12. Ceza Dairesi 2014/16696 E. , 2016/382 K.
"İçtihat Metni"Mahkemesi :Sulh Ceza Mahkemesi
Suç : Trafik Güvenliğini Tehlikeye Sokma
Hüküm : TCK"nın 179/3-2, 62/1, 50/1-a, 52/2. maddeleri gereğince mahkumiyet
Trafik güvenliğini tehlikeye sokma suçundan sanığın mahkumiyetine ilişkin hüküm, mahalli Cumhuriyet savcısı tarafından temyiz edilmekle, dosya incelenerek gereği düşünüldü:
Sanığın idaresindeki araç ile 165 promil alkollü olarak kırmızı ışıkta bekleyen ticari taksiye arkadan çarptığı, bu aracın da önündeki araca çarpması neticesi, bir kişinin basit tıbbi müdahale ile giderilebilecek derecede yaralanmasına neden olduğu olayda; mahkemece sanık hakkında "trafikte oluşturacağı tehlikenin boyutu, iki ayrı şahsa ait aracın hasar görmesi ve bir kişinin de yaralanmış olması, sanığın yeniden suç işlemeyeceği yönünde olumlu kanaat oluşmaması” gerekçesi ile hükmün açıklanmasının geri bırakılmasına yer olmadığına karar verilmesinde dosya kapsamına göre bir isabetsizlik bulunmadığından, tebliğnamede bozma öneren (1) nolu görüşe; 05.07.2012 tarihinde Resmi Gazete"de yayımlanarak yürürlüğe giren 6352 sayılı Kanunun 100. maddesiyle CMK"nın 324/4. maddesinde eklenen “Devlete ait yargılama giderlerinin 21/7/1953 tarihli ve 6183 sayılı Amme Alacaklarının Tahsil Usulü Hakkında Kanunun 106"ncı maddesindeki terkin edilmesi gereken tutarlardan az olması halinde, bu giderin Devlet Hazinesine yüklenmesine karar verilir.” şeklindeki cümle ile yargılama giderlerinin tahsili bakımından 6183 sayılı Kanunun 106. maddesine atıfta bulunulduğu, anılan maddede “Yapılacak takip sonunda tahsili imkansız veya tahsili için yapılacak giderlerin alacaktan fazla bulunduğu anlaşılan ve 213 sayılı Kanun kapsamına giren amme alacaklarında 10 Türk Lirasına (10 Türk Lirası dahil), diğer amme alacaklarında 20 Türk Lirasına (20 Türk Lirası dahil) kadar amme alacakları, amme idarelerinde terkin yetkisini haiz olanlar tarafından tahsil zamanaşımı süresi beklenilmeksizin terkin olunabilir. Bakanlar Kurulu, bu tutarları topluca veya ayrı ayrı on katına kadar artırmaya yetkilidir” düzenlemesine yer verildiği, incelemeye konu dosyada, hüküm tarihi itibariyle yargılama giderlerini 8 TL olarak hesaplamış ise de, hükmün kesinleşmesine kadar yapılan harcamaların tamamının yargılama giderleri kapsamında olması, dosyanın Yargıtay"a gönderilmesi için yapılan giderin henüz hesaplanmamış olması ve bu giderin hesaplanmasından sonra ortaya çıkan bakiyenin, 6183 sayılı Amme Alacaklarının Tahsil Usulü Hakkında Kanunun 106 ncı maddesindeki terkin edilmesi gereken tutarlardan az olması halinde hazine üzerinde bırakılabilmesi, bu hususun infaz aşamasında değerlendirilmesinin mümkün olması nedeniyle, yargılama giderinin sanığa yükletilmesi bozma konusu yapılmamış olup, tebliğnamede bu yönden bozma öneren (2) nolu görüşe iştirak edilmemiştir.

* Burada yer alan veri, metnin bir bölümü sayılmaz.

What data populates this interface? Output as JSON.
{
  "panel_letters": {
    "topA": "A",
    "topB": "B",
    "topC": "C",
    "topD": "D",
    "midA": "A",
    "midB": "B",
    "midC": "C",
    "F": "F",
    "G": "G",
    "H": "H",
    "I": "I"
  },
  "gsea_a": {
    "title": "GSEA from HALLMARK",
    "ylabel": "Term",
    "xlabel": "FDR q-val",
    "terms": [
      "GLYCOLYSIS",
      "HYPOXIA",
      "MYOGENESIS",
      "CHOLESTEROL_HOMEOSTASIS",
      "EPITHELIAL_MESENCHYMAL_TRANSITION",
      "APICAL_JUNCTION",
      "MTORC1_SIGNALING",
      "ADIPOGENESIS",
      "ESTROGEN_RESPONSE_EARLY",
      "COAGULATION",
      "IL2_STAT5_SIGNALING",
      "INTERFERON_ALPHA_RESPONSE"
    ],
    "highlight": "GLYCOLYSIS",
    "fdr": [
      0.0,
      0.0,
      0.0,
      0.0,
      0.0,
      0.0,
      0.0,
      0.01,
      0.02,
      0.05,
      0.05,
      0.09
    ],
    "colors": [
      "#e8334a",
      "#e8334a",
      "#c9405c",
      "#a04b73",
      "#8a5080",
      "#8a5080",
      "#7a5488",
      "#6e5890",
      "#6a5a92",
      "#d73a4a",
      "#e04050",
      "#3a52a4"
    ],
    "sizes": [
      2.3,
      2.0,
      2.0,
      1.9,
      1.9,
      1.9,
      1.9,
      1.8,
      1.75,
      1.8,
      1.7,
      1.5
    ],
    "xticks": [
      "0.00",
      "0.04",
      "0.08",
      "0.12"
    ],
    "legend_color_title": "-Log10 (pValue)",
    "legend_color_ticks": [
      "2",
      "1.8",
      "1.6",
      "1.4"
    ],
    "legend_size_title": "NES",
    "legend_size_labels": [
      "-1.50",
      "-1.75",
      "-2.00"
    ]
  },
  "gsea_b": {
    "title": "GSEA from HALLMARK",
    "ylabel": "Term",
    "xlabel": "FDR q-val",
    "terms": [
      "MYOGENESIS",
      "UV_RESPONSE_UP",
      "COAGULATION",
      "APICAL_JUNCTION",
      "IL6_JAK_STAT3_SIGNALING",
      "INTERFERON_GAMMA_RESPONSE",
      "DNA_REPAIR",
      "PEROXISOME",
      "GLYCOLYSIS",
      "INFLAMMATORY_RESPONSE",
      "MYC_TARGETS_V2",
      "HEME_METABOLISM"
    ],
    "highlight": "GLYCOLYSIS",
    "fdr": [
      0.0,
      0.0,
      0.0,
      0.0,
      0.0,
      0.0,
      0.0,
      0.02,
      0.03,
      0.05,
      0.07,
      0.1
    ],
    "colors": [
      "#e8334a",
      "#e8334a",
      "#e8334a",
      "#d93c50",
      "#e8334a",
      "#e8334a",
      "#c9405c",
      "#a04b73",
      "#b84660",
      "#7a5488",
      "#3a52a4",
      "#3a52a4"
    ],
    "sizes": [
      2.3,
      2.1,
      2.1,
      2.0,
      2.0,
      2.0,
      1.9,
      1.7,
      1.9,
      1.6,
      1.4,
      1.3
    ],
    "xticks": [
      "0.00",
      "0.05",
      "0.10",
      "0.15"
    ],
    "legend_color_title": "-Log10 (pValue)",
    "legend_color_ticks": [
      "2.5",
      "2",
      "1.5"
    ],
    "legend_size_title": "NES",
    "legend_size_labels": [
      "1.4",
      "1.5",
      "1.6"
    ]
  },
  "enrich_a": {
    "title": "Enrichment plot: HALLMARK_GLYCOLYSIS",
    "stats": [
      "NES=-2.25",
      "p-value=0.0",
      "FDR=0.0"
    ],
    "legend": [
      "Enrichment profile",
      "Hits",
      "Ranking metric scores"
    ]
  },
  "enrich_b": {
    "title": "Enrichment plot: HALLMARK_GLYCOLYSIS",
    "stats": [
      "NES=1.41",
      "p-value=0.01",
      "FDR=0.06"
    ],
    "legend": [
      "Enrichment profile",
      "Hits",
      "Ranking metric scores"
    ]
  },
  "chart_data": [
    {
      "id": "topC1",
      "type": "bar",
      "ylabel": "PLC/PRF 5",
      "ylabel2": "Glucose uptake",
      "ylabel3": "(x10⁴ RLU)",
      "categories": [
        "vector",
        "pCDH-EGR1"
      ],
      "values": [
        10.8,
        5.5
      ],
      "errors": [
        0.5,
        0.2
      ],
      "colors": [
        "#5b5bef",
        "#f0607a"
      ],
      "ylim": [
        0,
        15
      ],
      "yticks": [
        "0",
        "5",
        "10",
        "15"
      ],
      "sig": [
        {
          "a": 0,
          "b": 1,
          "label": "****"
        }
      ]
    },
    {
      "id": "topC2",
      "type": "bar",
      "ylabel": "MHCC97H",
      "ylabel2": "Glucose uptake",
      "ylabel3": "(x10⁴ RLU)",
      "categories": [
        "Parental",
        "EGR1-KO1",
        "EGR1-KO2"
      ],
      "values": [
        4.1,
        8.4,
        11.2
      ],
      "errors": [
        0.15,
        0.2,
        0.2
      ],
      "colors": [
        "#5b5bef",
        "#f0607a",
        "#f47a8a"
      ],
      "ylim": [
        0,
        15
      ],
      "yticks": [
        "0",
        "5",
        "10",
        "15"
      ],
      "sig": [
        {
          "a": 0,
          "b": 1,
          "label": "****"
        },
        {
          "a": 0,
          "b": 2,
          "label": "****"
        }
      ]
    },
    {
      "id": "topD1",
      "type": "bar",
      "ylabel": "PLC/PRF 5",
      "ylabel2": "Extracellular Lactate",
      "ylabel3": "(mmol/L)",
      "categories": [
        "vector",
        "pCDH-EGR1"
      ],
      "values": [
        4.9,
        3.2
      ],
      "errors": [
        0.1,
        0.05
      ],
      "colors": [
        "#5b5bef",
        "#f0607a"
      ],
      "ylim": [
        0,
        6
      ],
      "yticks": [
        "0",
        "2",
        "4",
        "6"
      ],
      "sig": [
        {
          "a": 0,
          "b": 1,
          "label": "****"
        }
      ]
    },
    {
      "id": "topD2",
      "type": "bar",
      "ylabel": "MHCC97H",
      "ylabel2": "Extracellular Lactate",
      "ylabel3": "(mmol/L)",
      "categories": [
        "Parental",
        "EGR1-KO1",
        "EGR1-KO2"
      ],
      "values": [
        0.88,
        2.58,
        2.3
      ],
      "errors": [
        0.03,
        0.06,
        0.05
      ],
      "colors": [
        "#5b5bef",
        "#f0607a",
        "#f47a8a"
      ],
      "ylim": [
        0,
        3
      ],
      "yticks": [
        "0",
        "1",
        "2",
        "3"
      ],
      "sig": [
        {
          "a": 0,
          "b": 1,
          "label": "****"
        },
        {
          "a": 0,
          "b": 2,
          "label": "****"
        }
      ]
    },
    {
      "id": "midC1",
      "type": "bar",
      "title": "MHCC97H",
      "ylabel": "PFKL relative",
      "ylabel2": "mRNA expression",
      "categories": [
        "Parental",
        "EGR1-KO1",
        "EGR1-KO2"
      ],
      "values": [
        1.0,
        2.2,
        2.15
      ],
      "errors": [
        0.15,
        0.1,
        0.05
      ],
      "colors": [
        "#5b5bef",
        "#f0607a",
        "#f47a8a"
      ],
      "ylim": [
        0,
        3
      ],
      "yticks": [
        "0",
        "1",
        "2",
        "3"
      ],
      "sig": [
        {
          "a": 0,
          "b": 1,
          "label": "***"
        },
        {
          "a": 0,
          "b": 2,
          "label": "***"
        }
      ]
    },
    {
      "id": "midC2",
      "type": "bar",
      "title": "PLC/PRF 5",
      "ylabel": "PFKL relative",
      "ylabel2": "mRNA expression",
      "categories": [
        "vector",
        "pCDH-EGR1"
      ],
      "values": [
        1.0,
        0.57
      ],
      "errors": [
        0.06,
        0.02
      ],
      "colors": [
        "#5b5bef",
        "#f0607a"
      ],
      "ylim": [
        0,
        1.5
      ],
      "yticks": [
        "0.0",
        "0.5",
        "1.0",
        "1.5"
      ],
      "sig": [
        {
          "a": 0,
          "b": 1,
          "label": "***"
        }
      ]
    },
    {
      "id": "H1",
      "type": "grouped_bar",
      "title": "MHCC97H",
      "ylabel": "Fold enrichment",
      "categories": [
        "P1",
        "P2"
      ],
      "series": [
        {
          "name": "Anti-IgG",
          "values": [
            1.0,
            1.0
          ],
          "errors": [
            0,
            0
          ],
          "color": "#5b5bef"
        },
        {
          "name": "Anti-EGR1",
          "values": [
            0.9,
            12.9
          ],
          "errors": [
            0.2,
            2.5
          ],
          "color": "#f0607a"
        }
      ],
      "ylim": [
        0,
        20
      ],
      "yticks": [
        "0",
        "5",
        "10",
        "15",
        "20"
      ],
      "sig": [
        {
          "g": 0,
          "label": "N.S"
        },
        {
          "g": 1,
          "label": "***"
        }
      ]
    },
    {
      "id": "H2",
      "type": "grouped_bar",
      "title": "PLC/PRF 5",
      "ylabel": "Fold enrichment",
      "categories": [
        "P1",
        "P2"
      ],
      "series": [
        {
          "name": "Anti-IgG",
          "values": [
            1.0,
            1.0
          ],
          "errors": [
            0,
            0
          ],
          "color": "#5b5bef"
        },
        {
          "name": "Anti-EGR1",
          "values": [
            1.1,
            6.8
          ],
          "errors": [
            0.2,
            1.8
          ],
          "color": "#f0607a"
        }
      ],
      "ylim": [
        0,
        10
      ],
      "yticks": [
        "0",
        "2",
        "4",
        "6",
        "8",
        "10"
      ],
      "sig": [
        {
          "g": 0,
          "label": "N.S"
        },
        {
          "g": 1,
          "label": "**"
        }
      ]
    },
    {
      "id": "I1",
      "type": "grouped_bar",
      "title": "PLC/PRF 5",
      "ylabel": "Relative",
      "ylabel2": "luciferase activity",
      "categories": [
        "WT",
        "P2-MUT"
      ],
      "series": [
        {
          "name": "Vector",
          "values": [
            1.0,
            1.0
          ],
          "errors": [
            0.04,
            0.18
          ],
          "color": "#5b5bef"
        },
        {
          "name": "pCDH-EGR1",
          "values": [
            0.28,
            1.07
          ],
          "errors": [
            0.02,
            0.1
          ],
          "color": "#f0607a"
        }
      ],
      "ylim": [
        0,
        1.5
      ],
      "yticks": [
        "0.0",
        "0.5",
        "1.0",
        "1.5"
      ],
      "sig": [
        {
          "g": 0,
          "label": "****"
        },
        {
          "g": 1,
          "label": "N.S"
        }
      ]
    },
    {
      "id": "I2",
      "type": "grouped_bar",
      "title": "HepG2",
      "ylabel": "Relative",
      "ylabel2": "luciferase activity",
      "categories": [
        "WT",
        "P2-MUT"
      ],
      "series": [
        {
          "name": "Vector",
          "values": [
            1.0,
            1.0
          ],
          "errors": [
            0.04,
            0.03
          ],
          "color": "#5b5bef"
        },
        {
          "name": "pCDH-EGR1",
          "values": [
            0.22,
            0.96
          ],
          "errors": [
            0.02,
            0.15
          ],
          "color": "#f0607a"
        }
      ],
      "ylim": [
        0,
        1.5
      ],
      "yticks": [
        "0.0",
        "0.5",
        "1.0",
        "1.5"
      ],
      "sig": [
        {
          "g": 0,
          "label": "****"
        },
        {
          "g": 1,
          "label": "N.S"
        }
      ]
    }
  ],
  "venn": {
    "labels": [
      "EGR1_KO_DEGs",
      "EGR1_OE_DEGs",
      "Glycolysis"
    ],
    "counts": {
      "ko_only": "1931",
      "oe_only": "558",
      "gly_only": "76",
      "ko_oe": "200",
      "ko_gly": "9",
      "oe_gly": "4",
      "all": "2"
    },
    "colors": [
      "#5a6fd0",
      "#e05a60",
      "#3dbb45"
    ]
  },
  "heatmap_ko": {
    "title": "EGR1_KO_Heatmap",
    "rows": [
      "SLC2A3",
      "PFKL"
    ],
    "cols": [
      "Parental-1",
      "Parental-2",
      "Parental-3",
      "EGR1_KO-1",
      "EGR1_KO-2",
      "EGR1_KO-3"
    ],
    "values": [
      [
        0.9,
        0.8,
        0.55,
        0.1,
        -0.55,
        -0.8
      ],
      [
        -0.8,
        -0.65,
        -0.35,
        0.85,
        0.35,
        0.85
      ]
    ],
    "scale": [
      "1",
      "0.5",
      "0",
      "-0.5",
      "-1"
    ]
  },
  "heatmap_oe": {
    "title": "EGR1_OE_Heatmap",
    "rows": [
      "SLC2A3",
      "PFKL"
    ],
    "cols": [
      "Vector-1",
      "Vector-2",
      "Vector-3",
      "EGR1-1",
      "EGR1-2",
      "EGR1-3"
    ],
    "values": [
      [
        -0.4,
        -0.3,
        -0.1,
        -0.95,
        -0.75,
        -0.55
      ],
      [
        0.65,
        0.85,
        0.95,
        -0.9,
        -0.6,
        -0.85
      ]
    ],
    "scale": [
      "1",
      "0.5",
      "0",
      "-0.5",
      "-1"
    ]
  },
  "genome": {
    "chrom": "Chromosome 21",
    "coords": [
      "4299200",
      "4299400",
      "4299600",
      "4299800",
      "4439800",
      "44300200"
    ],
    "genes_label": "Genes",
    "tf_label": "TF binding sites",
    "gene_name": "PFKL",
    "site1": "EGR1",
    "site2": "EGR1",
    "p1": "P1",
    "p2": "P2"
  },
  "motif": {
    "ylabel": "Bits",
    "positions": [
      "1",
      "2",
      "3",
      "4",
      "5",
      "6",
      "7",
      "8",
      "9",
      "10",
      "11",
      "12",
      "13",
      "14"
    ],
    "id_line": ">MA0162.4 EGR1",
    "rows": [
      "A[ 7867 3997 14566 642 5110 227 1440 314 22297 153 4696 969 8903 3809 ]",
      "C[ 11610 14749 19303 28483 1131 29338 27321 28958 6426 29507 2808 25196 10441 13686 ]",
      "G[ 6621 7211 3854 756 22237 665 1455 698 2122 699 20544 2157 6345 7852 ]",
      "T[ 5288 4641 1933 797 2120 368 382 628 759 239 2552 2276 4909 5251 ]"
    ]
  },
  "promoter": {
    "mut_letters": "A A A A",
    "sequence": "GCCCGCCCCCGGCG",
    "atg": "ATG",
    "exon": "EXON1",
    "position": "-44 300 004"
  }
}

Yapılan yargılamaya, toplanıp karar yerinde gösterilen delillere, mahkemenin kovuşturma sonuçlarına uygun olarak oluşan kanaat ve takdirine, incelenen dosya kapsamına göre, mahalli Cumhuriyet savcısının sair temyiz itirazlarının reddine, ancak;
Olay tarihinde, sanığın, 165 promil alkollü halde idaresindeki araç ile olay yeri ışıklı kavşağa geldiğinde, kırmızı ışıkta bekleyen araca arkadan çarptığı, o aracın da kendi önündeki araca çarpması sonucu bu araçta bulunan ve sanıktan şikayetçi olmayan bir kişinin basit tıbbi müdahale ile giderilebilir şekilde yaralandığı, sanığın mevcut hızıyla kavşağa gelip her iki araca çarparak kavşak içine ötelediği olayda, sanığa atılı TCK"nın 179/2. maddesindeki suçun unsurlarının oluştuğu gibi, olay anında sanığın 165 promil alkollü olduğunun da tespit edilmesi karşısında aynı maddenin 3. fıkrasında yazılı alkolün etkisiyle emniyetli şekilde araç kullanamayacak halde araç kullanma suçunun da oluştuğu ve sanık hakkında TCK"nın 179/3. maddesinin uygulanması gerektiğinin gözetilmemesi,
Kanuna aykırı olup, hükmün bu nedenle 5320 sayılı Kanunun 8. maddesi uyarınca halen uygulanmakta olan 1412 sayılı CMUK"un 321. maddesi gereğince BOZULMASINA, bu hususun yeniden yargılama yapılmaksızın aynı Kanunun 322. maddesine göre düzeltilmesi mümkün bulunduğundan, hüküm fıkrasının 1. bendine "179/2 " ibaresinden önce "TCK"nın 179/3. maddesi ve” ibaresinin eklenerek hükümdeki usul ve kanuna uygun bulunan sair hususların aynen bırakılmasına karar verilmek suretiyle hükmün DÜZELTİLEREK ONANMASINA, 14.01.2016 tarihinde oybirliğiyle karar verildi.